Apenas tenía más de veinte años.

– ¿Qué estudiáis?

– Estudio la ciencia de los astros con el Venerable Cummian, y ayudo a mantener un registro de los fenómenos meteorológicos -explicó el joven con un vislumbre de ufanía en la voz pese a su congoja.

– ¿Cummian? ¿Entonces sigue vivo? -dijo Fidelma con asombro genuino.

El joven frunció el ceño.

– ¿Conocéis al Venerable Cummian?

– Su fama le precede. Estudió con el gran abad de Bangor, Mo Sinu maccu Min, y ha escrito muchos libros de cómputo astronómico. Pero debe de ser muy anciano. ¿Y decís que sois alumno suyo?

– Uno de varios -afirmó Guss con orgullo-. Pero yo ya he obtenido el título de la quinta orden de sabiduría.

– Excelente. Es bueno saber que entre los pasajeros hay alguien capaz de reconocer el mapa orbe y trazar el recorrido para llegar a tierra desde este mar tempestuoso.

Así animó Fidelma al joven, engatusándolo y mitigando su hostilidad inicial por la intrusión. Advirtió que de vez en cuando se llevaba la mano derecha al brazo contrario y lo apretaba. Distinguió una mancha oscura en la manga.

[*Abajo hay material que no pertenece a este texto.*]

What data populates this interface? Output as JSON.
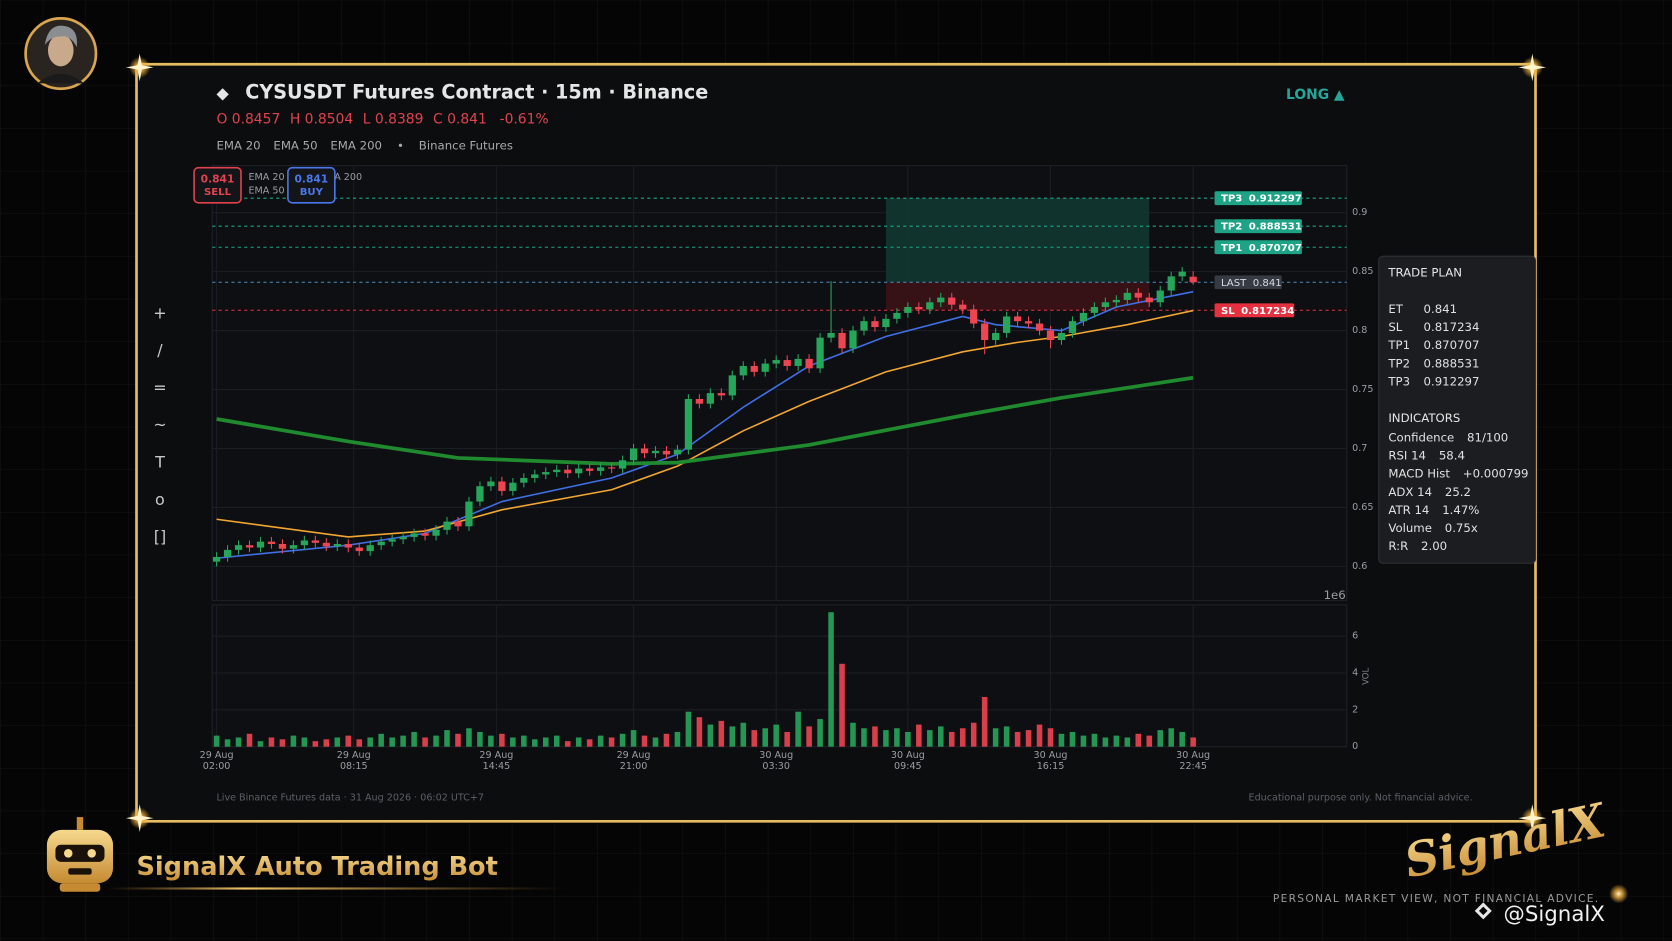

– Parece que os hayáis hecho daño en el brazo -le preguntó con interés-. ¿Os habéis cortado? ¿Queréis que lo examine?

El joven monje se ruborizó y volvió a fruncir el ceño.

– No es nada. Es sólo un arañazo -respondió para volver a guardar silencio.

Fidelma insistió.

– ¿Qué os decidió a emprender este peregrinaje, hermano Guss?

– Cummian.

– ¿Queréis decir que Cummian os animó a emprenderlo?

– Cummian había peregrinado al Santo Sepulcro de Santiago, y me recomendó que hiciera el viaje porque me convendría para mi educación.

– Ver mundo -supuso Fidelma.

El joven movió la cabeza con un gesto condescendiente.

– No, para ver las estrellas.

Fidelma se paró a pensar un momento antes de entender a qué se refería.

– ¿El Santo Sepulcro de Santiago del Campo de Estrellas?

– Cummian dice que si una noche clara miras al cielo desde el santo lugar puedes localizar el Camino de la Vaca Blanca, que se curva directamente sobre los reinos de Éireann. Cuentan que hace miles de años nuestros antepasados siguieron el Camino de la Vaca Blanca hasta llegar a las costas de la tierra donde se establecieron -explicaba el joven subiendo el tono con entusiasmo.

Fidelma sabía que el Camino de la Vaca Blanca recibía muchos nombres: en latín lo llamaban Circulus Lacteus, la Vía Láctea.

– Por eso el lugar se llama Campo de Estrellas, porque las estrellas se ven con mucha claridad -añadió el muchacho.

– ¿Así que fue Cummian quien sugirió que te embarcaras en este peregrinaje?

– Cuando sor Canair anunció que lo estaba organizando, Cummian lo dispuso todo para que yo pudiera acompañarla.